In 1970, Michael Frayn, the English playwright who would go on to write “Noises Off,” was standing backstage in the wings watching a performance of another farce he had written, “The Two of Us.” Of this performance, he said, “It was funnier from behind than in front, and I thought that one day I must write a farce from behind.” By the late 70s, Frayn had taken a crack at the concept with a short-lived one-act play called “Exits” before fleshing out and expanding the piece into the hilarious three-act “Noises Off,” whose title is taken from the theatrical stage direction indicating sounds coming from offstage.
The play opened in 1982 in London to universally ecstatic reviews and ran until 1987 with five successive casts. Called the funniest farce ever written, “Noises Off” presents a manic menagerie of itinerant British actors rehearsing a flop called “Nothing’s On.” Doors slamming, on and offstage intrigue, and errant sardines all figure in the plot of this hilarious and classically comic play.
The cast features Megan Blakeley, Joanna Churgin, Raymond Donahey, Scott Gerard, Ellie Jepperson, Jeffrey McCrann, David Narloch, Taylor Pyles and Don Warburton. Each of these actors is to be commended for their boundless energy and great skill at physical humor, especially with all the dual-level entrances and exits at breakneck speed. Timing is everything in a farce and this cast, thanks to the brilliant direction by William Wilday, never misses a beat – even when we were supposed to think they have.
Act one takes place onstage at the final dress rehearsal of “Nothing’s On” and the cast is hopelessly unready. Baffled by entrances and exits, missed cues, missed lines, and bothersome props including several plates of sardines, they continually stop to ask the frustrated director (Raymond Donahey) for assistance even though it is after midnight with the show opening that evening.
During the first intermission, the entire set is turned completely around, and in Act Two we see the performance a month later uniquely from backstage, which gives the audience a glimpse into the offstage shenanigans as well as the onstage bedlam. Director William Wilday’s double-sided, double-level set is marvelously functional with actors constantly running up and down stairs, slamming doors, and grabbing props hanging backstage which we recognize from watching the final dress rehearsal onstage in the first act.
During the second intermission leading into Act Three, the set is again turned around so we see a performance onstage near the end of the fictional tenweek run when personal friction has continued to increase. So in essence, “Nothing On” is staged three times with each performance sinking lower into the depths of a staged nightmare generating laughs galore. As the shenanigans mount and the play begins to unravel, it is the actors, each one of them incredibly physically agile, who make this farce come alive.

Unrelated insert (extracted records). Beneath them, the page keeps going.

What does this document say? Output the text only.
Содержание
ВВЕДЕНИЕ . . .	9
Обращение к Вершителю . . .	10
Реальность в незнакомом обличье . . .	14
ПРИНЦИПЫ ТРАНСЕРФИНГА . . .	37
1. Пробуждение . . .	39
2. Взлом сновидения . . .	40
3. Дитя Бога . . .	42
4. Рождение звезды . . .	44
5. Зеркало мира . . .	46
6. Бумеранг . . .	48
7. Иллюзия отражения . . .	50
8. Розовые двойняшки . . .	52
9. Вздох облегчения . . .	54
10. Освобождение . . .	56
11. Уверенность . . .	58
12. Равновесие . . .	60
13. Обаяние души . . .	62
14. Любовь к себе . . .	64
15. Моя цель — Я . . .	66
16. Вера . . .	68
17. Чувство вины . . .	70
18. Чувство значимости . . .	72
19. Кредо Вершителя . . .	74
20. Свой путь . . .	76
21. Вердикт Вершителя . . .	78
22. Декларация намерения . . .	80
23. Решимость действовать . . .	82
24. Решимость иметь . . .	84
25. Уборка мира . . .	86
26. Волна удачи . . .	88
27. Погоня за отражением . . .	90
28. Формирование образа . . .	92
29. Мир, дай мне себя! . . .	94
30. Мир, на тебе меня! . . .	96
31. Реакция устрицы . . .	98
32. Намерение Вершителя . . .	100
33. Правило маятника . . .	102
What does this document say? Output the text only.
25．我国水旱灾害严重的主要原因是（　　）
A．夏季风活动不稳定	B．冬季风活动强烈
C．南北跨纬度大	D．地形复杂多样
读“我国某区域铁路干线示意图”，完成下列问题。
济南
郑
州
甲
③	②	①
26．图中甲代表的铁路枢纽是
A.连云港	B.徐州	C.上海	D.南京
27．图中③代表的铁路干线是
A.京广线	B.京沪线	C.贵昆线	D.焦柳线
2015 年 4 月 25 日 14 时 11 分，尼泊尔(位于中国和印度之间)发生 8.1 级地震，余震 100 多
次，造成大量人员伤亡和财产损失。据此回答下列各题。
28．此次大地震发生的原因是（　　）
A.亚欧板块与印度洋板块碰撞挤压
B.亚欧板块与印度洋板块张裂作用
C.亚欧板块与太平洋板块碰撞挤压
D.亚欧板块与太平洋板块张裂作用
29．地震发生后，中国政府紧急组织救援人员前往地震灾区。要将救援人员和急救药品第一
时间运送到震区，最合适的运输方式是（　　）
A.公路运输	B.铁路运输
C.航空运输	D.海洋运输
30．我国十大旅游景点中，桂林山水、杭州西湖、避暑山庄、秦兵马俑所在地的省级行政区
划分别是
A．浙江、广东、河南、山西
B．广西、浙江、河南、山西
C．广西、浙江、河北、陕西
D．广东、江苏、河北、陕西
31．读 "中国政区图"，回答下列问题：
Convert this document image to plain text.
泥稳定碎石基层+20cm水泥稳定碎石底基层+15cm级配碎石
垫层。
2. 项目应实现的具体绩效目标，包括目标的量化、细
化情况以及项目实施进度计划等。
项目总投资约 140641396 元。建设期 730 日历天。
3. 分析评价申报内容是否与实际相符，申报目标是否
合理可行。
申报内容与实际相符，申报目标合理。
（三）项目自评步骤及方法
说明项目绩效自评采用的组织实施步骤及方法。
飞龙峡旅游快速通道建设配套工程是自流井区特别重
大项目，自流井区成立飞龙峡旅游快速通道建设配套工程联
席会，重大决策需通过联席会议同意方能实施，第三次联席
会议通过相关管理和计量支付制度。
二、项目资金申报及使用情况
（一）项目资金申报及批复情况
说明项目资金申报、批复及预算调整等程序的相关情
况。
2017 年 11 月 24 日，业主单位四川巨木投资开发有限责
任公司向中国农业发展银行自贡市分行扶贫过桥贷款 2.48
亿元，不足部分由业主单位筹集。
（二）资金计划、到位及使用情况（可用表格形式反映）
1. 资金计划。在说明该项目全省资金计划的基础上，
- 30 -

Joanna Churgin’s English manor maid Dotty is scatteredbrained but good-hearted. Dotty is an investor in the show and the most seasoned of the performers, but if she cannot remember what she needs to do onstage, the play will fall apart. Churgin is a wonder as the action progresses as misplaced props lead her to take the plot of the play into her own hands while attempting to deal with an ax, bucket and mop, whiskey bottle, telephone receiver, newspaper, or several plates of sardines needing to be taken off or onstage at specific times, the order of which she cannot seem to remember. And when she realizes another cast member if after her man, all I can say is watch out!
David Narloch is a genius with physical comedy, effortlessly at ease with pratfalls, charging after rival actors with an ax, or dropping his trousers around his ankles and hopping up a flight of stairs as the audience roared with laughter.
Raymond Donahey channels every frustrated director at his wits end as Lloyd Dallas trying to deal with actors ill-equipped to bring his vision of “Nothing On” to life. Doing his best to save his reputation, Lloyd decides to personally try and save the play as it flounders during Act III, but the repercussions of his actions seem to cause the poor man to suffer a nervous breakdown when all the actors turn to him to save the day.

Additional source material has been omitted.